What insider transaction did FOSTER L B CO (FSTR) SVP Brian Hunter Friedman report?

Brian Hunter Friedman reported multiple stock transactions in FOSTER L B CO common stock. These included several stock awards at a stated price of $0.00 per share and a tax-related share disposition linked to the company’s long-term incentive and restricted stock unit programs.

How many FSTR shares did Brian Hunter Friedman acquire in the latest Form 4?

The Form 4 shows Friedman acquiring several stock awards, including grants of 3,585, 1,947, 713 and 3,080 shares of FOSTER L B CO common stock.
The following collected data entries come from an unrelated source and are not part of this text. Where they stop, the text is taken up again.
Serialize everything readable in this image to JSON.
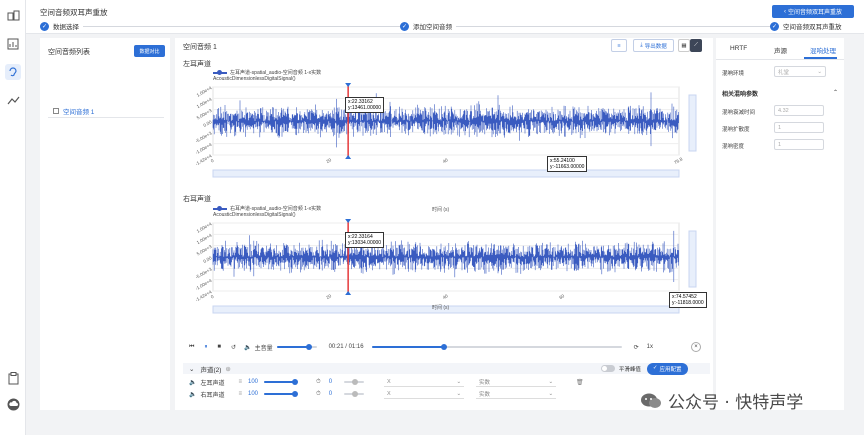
{
  "app_title": "空间音频双耳声重放",
  "header_button": "空间音频双耳声重放",
  "steps": [
    "数据选择",
    "添加空间音频",
    "空间音频双耳声重放"
  ],
  "left_panel": {
    "title": "空间音频列表",
    "compare_button": "数据对比",
    "items": [
      "空间音频 1"
    ]
  },
  "main": {
    "title": "空间音频 1",
    "export_button": "导出数据",
    "channels": [
      {
        "label": "左耳声道",
        "legend": "左耳声道-spatial_audio-空间音频 1-x实数",
        "signal_label": "AcousticDimensionlessDigitalSignal()",
        "y_ticks": [
          "1.00e+4",
          "1.00e+4",
          "5.00e+3",
          "0.00",
          "-5.00e+3",
          "-1.00e+4",
          "-1.42e+4"
        ],
        "x_ticks": [
          "0",
          "20",
          "40",
          "60",
          "76.8"
        ],
        "x_axis_label": "时间 (s)",
        "tooltip1": {
          "x": "x:22.33162",
          "y": "y:13461.00000"
        },
        "tooltip2": {
          "x": "x:55.24100",
          "y": "y:-11663.00000"
        }
      },
      {
        "label": "右耳声道",
        "legend": "右耳声道-spatial_audio-空间音频 1-x实数",
        "signal_label": "AcousticDimensionlessDigitalSignal()",
        "y_ticks": [
          "1.00e+4",
          "1.00e+4",
          "5.00e+3",
          "0.00",
          "-5.00e+3",
          "-1.00e+4",
          "-1.42e+4"
        ],
        "x_ticks": [
          "0",
          "20",
          "40",
          "60",
          "76.8"
        ],
        "x_axis_label": "时间 (s)",
        "tooltip1": {
          "x": "x:22.33164",
          "y": "y:13034.00000"
        },
        "tooltip2": {
          "x": "x:74.57452",
          "y": "y:-11818.0000"
        }
      }
    ],
    "player": {
      "volume_label": "主音量",
      "time": "00:21 / 01:16",
      "speed": "1x",
      "progress_fraction": 0.29,
      "volume_fraction": 0.8
    },
    "channel_table": {
      "header": "声道(2)",
      "smooth_label": "平滑峰值",
      "apply_button": "应用配置",
      "rows": [
        {
          "name": "左耳声道",
          "volume": "100",
          "offset": "0",
          "select1": "X",
          "select2": "实数"
        },
        {
          "name": "右耳声道",
          "volume": "100",
          "offset": "0",
          "select1": "X",
          "select2": "实数"
        }
      ]
    }
  },
  "right_panel": {
    "tabs": [
      "HRTF",
      "声源",
      "混响处理"
    ],
    "reverb_env_label": "混响环境",
    "reverb_env_value": "礼堂",
    "section_title": "相关混响参数",
    "params": [
      {
        "label": "混响衰减时间",
        "value": "4.32"
      },
      {
        "label": "混响扩散度",
        "value": "1"
      },
      {
        "label": "混响密度",
        "value": "1"
      }
    ]
  },
  "watermark": "公众号 · 快特声学",
  "colors": {
    "accent": "#2d6fd6",
    "waveform": "#3a5bc0",
    "cursor": "#e5383b"
  }
}
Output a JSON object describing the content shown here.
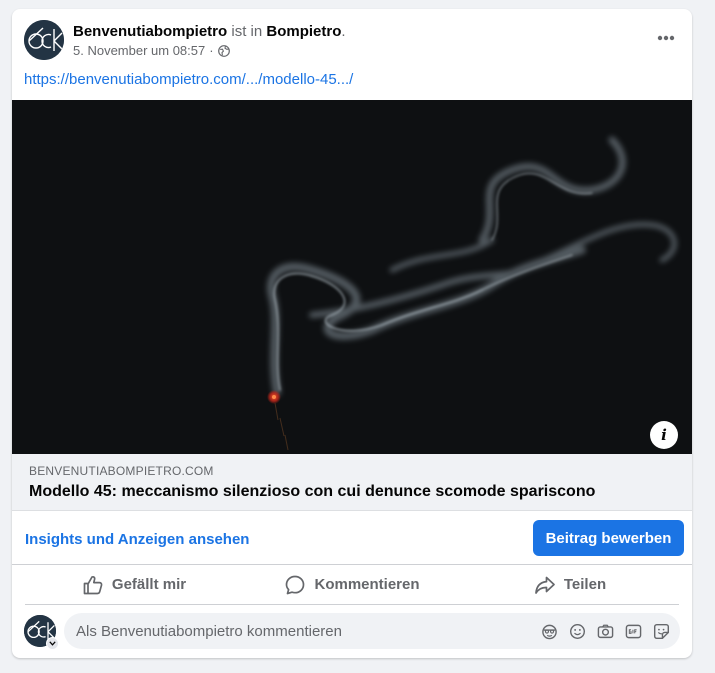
{
  "post": {
    "author_name": "Benvenutiabompietro",
    "status_word": "ist in",
    "place_name": "Bompietro",
    "place_suffix": ".",
    "timestamp": "5. November um 08:57",
    "separator": "·",
    "link_text": "https://benvenutiabompietro.com/.../modello-45.../",
    "avatar_icon": "bck-logo-icon",
    "privacy_icon": "globe-icon"
  },
  "media": {
    "info_label": "i",
    "background_color": "#0b0d0e"
  },
  "link_preview": {
    "domain": "BENVENUTIABOMPIETRO.COM",
    "title": "Modello 45: meccanismo silenzioso con cui denunce scomode spariscono"
  },
  "promo": {
    "insights_label": "Insights und Anzeigen ansehen",
    "boost_label": "Beitrag bewerben"
  },
  "actions": {
    "like_label": "Gefällt mir",
    "comment_label": "Kommentieren",
    "share_label": "Teilen"
  },
  "comment": {
    "placeholder": "Als Benvenutiabompietro kommentieren",
    "tools": [
      "avatar-sticker-icon",
      "emoji-icon",
      "camera-icon",
      "gif-icon",
      "sticker-icon"
    ]
  },
  "colors": {
    "accent": "#1b74e4",
    "muted_text": "#65676b",
    "page_background": "#f0f2f5",
    "avatar_background": "#233444"
  }
}
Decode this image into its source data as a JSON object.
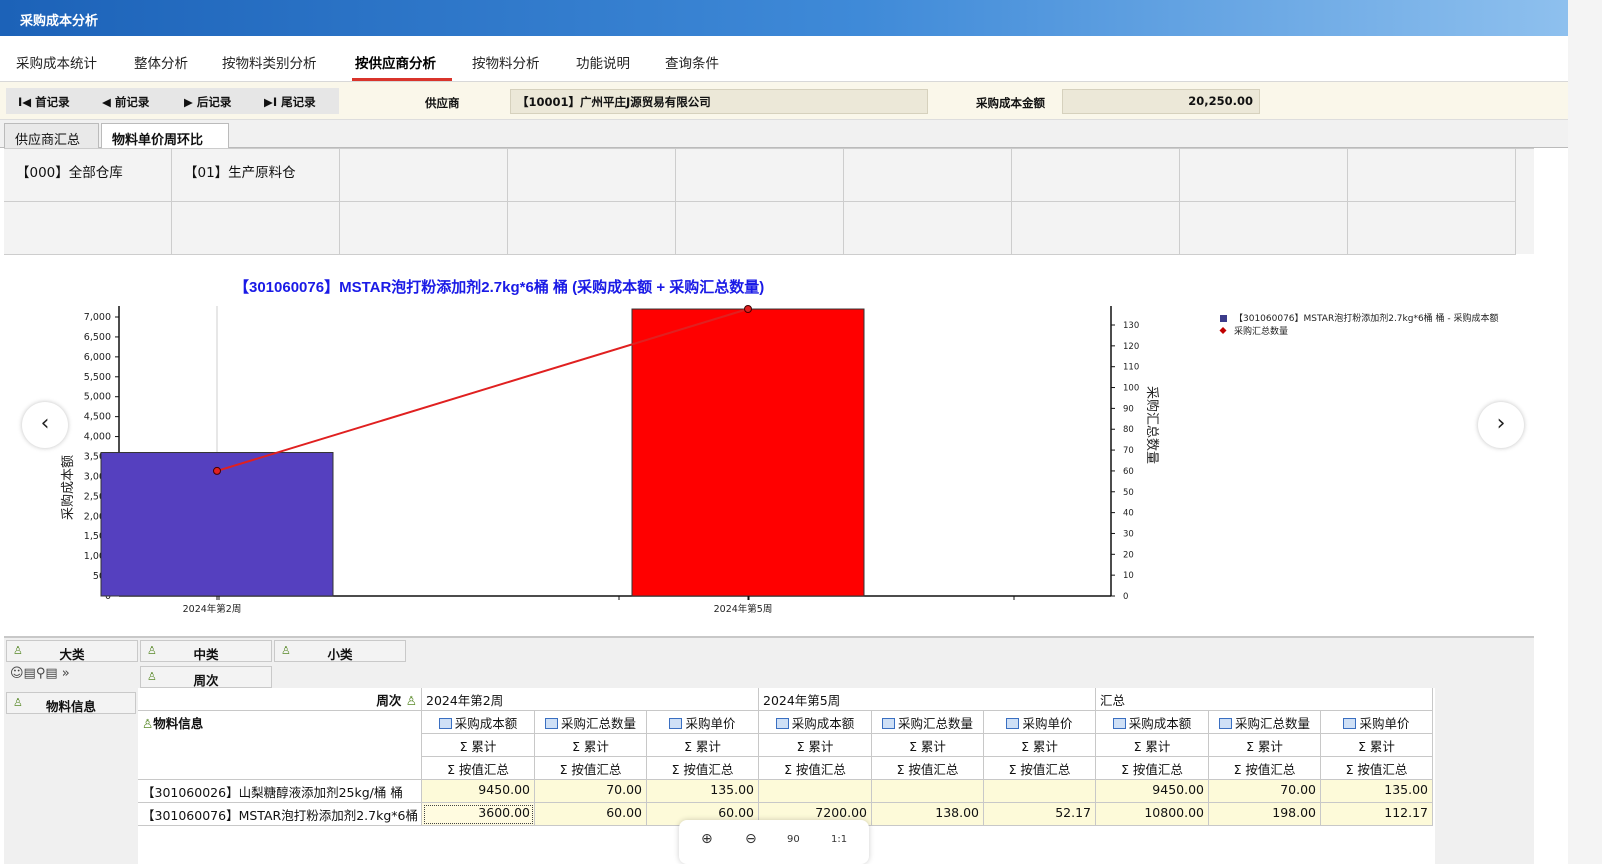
{
  "app": {
    "title": "采购成本分析"
  },
  "topnav": {
    "tabs": [
      {
        "label": "采购成本统计"
      },
      {
        "label": "整体分析"
      },
      {
        "label": "按物料类别分析"
      },
      {
        "label": "按供应商分析"
      },
      {
        "label": "按物料分析"
      },
      {
        "label": "功能说明"
      },
      {
        "label": "查询条件"
      }
    ],
    "active_index": 3
  },
  "toolbar": {
    "first": "I◀ 首记录",
    "prev": "◀ 前记录",
    "next": "▶ 后记录",
    "last": "▶I 尾记录",
    "supplier_label": "供应商",
    "supplier_value": "【10001】广州平庄J源贸易有限公司",
    "amount_label": "采购成本金额",
    "amount_value": "20,250.00"
  },
  "subtabs": [
    {
      "label": "供应商汇总"
    },
    {
      "label": "物料单价周环比"
    }
  ],
  "warehouses": [
    "【000】全部仓库",
    "【01】生产原料仓"
  ],
  "chart_data": {
    "type": "bar+line",
    "title": "【301060076】MSTAR泡打粉添加剂2.7kg*6桶 桶 (采购成本额 + 采购汇总数量)",
    "categories": [
      "2024年第2周",
      "2024年第5周"
    ],
    "series": [
      {
        "name": "【301060076】MSTAR泡打粉添加剂2.7kg*6桶 桶 - 采购成本额",
        "type": "bar",
        "axis": "left",
        "values": [
          3600,
          7200
        ],
        "colors": [
          "#5540bf",
          "#ff0000"
        ]
      },
      {
        "name": "采购汇总数量",
        "type": "line",
        "axis": "right",
        "values": [
          60,
          138
        ],
        "color": "#e02020"
      }
    ],
    "ylabel": "采购成本额",
    "y2label": "采购汇总数量",
    "ylim": [
      0,
      7000
    ],
    "y2lim": [
      0,
      130
    ],
    "yticks": [
      "0",
      "500",
      "1,000",
      "1,500",
      "2,000",
      "2,500",
      "3,000",
      "3,500",
      "4,000",
      "4,500",
      "5,000",
      "5,500",
      "6,000",
      "6,500",
      "7,000"
    ],
    "y2ticks": [
      "0",
      "10",
      "20",
      "30",
      "40",
      "50",
      "60",
      "70",
      "80",
      "90",
      "100",
      "110",
      "120",
      "130"
    ],
    "legend_position": "top-right",
    "legend": [
      "【301060076】MSTAR泡打粉添加剂2.7kg*6桶 桶 - 采购成本额",
      "采购汇总数量"
    ]
  },
  "pivot": {
    "fields_row1": [
      "大类",
      "中类",
      "小类"
    ],
    "fields_row2": [
      "周次"
    ],
    "row_field": "物料信息",
    "col_field": "周次",
    "col_groups": [
      "2024年第2周",
      "2024年第5周",
      "汇总"
    ],
    "measures": [
      "采购成本额",
      "采购汇总数量",
      "采购单价"
    ],
    "agg1": "Σ 累计",
    "agg2": "Σ 按值汇总",
    "row_header": "物料信息",
    "rows": [
      {
        "label": "【301060026】山梨糖醇液添加剂25kg/桶 桶",
        "values": [
          "9450.00",
          "70.00",
          "135.00",
          "",
          "",
          "",
          "9450.00",
          "70.00",
          "135.00"
        ]
      },
      {
        "label": "【301060076】MSTAR泡打粉添加剂2.7kg*6桶 桶",
        "values": [
          "3600.00",
          "60.00",
          "60.00",
          "7200.00",
          "138.00",
          "52.17",
          "10800.00",
          "198.00",
          "112.17"
        ]
      }
    ]
  },
  "zoom": {
    "zoom_in": "⊕",
    "zoom_out": "⊖",
    "rotate": "90",
    "actual": "1:1"
  }
}
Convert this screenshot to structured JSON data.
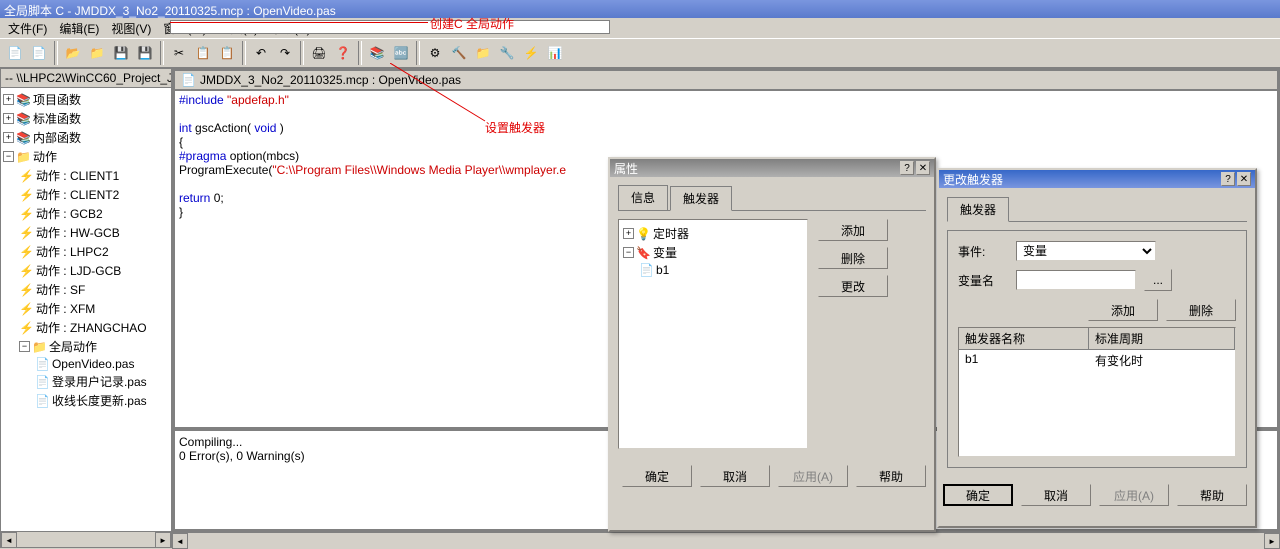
{
  "titlebar": "全局脚本 C - JMDDX_3_No2_20110325.mcp : OpenVideo.pas",
  "menu": {
    "file": "文件(F)",
    "edit": "编辑(E)",
    "view": "视图(V)",
    "window": "窗口(W)",
    "tools": "工具(T)",
    "help": "帮助(H)"
  },
  "annotation1": "创建C 全局动作",
  "annotation2": "设置触发器",
  "sidebar_header": "-- \\\\LHPC2\\WinCC60_Project_JMDD",
  "tree": {
    "root1": "项目函数",
    "root2": "标准函数",
    "root3": "内部函数",
    "root4": "动作",
    "actions": [
      "动作 : CLIENT1",
      "动作 : CLIENT2",
      "动作 : GCB2",
      "动作 : HW-GCB",
      "动作 : LHPC2",
      "动作 : LJD-GCB",
      "动作 : SF",
      "动作 : XFM",
      "动作 : ZHANGCHAO"
    ],
    "global": "全局动作",
    "files": [
      "OpenVideo.pas",
      "登录用户记录.pas",
      "收线长度更新.pas"
    ]
  },
  "editor_tab": "JMDDX_3_No2_20110325.mcp : OpenVideo.pas",
  "code": {
    "l1a": "#include",
    "l1b": " \"apdefap.h\"",
    "l2a": "int",
    "l2b": " gscAction( ",
    "l2c": "void",
    "l2d": " )",
    "l3": "{",
    "l4a": "#pragma",
    "l4b": " option(mbcs)",
    "l5a": "ProgramExecute(",
    "l5b": "\"C:\\\\Program Files\\\\Windows Media Player\\\\wmplayer.e",
    "l6a": "return",
    "l6b": " 0;",
    "l7": "}"
  },
  "output": {
    "l1": "Compiling...",
    "l2": "0 Error(s), 0 Warning(s)"
  },
  "dlg1": {
    "title": "属性",
    "tab1": "信息",
    "tab2": "触发器",
    "tree_timer": "定时器",
    "tree_var": "变量",
    "tree_b1": "b1",
    "btn_add": "添加",
    "btn_del": "删除",
    "btn_mod": "更改",
    "btn_ok": "确定",
    "btn_cancel": "取消",
    "btn_apply": "应用(A)",
    "btn_help": "帮助"
  },
  "dlg2": {
    "title": "更改触发器",
    "tab": "触发器",
    "lbl_event": "事件:",
    "sel_event": "变量",
    "lbl_varname": "变量名",
    "btn_browse": "...",
    "btn_add": "添加",
    "btn_del": "删除",
    "col1": "触发器名称",
    "col2": "标准周期",
    "row_name": "b1",
    "row_cycle": "有变化时",
    "btn_ok": "确定",
    "btn_cancel": "取消",
    "btn_apply": "应用(A)",
    "btn_help": "帮助"
  }
}
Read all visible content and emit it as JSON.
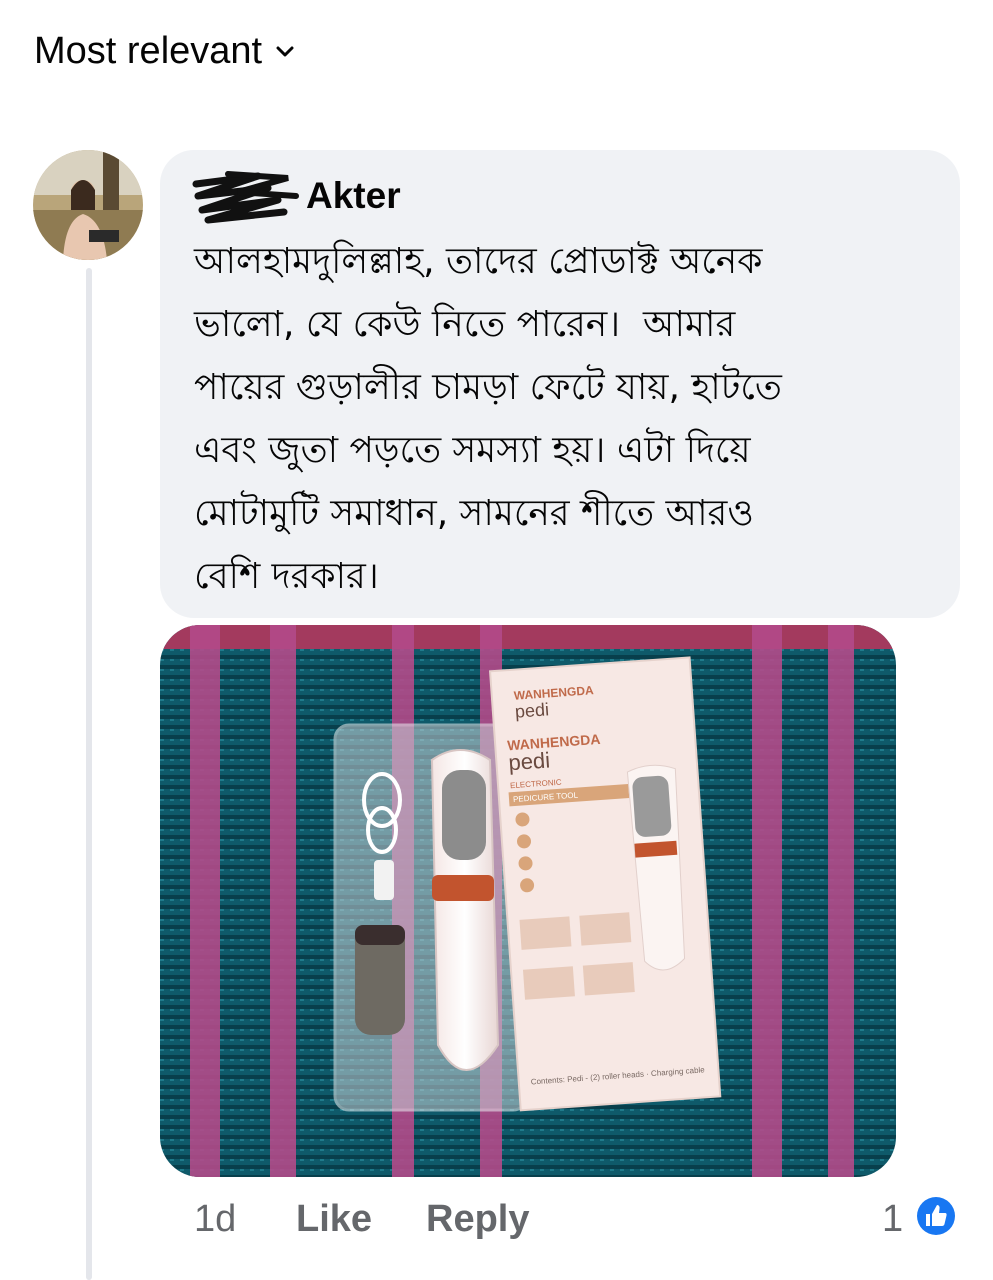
{
  "sort": {
    "label": "Most relevant",
    "icon": "chevron-down-icon"
  },
  "comment": {
    "author_visible": "Akter",
    "text": "আলহামদুলিল্লাহ, তাদের প্রোডাক্ট অনেক\nভালো, যে কেউ নিতে পারেন।  আমার\nপায়ের গুড়ালীর চামড়া ফেটে যায়, হাটতে\nএবং জুতা পড়তে সমস্যা হয়। এটা দিয়ে\nমোটামুটি সমাধান, সামনের শীতে আরও\nবেশি দরকার।",
    "photo": {
      "box_brand_top": "WANHENGDA",
      "box_sub_top": "pedi",
      "box_brand": "WANHENGDA",
      "box_sub": "pedi",
      "box_type": "ELECTRONIC",
      "box_tool": "PEDICURE TOOL",
      "box_contents": "Contents: Pedi - (2) roller heads · Charging cable"
    }
  },
  "actions": {
    "time": "1d",
    "like": "Like",
    "reply": "Reply",
    "reaction_count": "1"
  },
  "colors": {
    "bubble": "#f0f2f5",
    "meta": "#65676b",
    "like_blue": "#1877f2"
  }
}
These awards reflect performance share and restricted stock unit settlements under multi-year long-term incentive plans approved by the Compensation Committee.

Why were some FOSTER L B CO (FSTR) shares disposed of in Brian Hunter Friedman’s Form 4?

The filing reports a disposition of 3,476 FOSTER L B CO shares at $31.125 per share. A footnote explains these shares were withheld to pay taxes upon vesting and settlement of earned performance shares from the 2023–2025 long-term incentive plan originally awarded on February 14, 2023.

What long-term incentive plans are referenced in the FSTR Form 4 for Brian Hunter Friedman?

The Form 4 references the 2023–2025, 2024–2026 and 2025–2027 Long Term Incentive Plans. Footnotes describe performance share units and performance restricted stock units granted under these plans, with awards earned based on certified performance results by the Compensation Committee for specified annual and multi-year periods.

When will certain performance restricted stock units for FOSTER L B CO settle?

Footnotes state that some performance restricted stock units tied to the 2024–2026 plan will settle at the end of the performance period on December 31, 2026. Additional units from the 2025–2027 plan are scheduled to settle at the end of that period on December 31, 2027.

How are restricted stock units (RSUs) described in Brian Hunter Friedman’s FSTR filing?

One footnote explains that restricted stock units are awards settled in stock upon vesting. These RSUs generally vest ratably over three years, with one-third vesting on each of the first, second and third anniversaries of the grant date, subject to the plan’s conditions and approvals.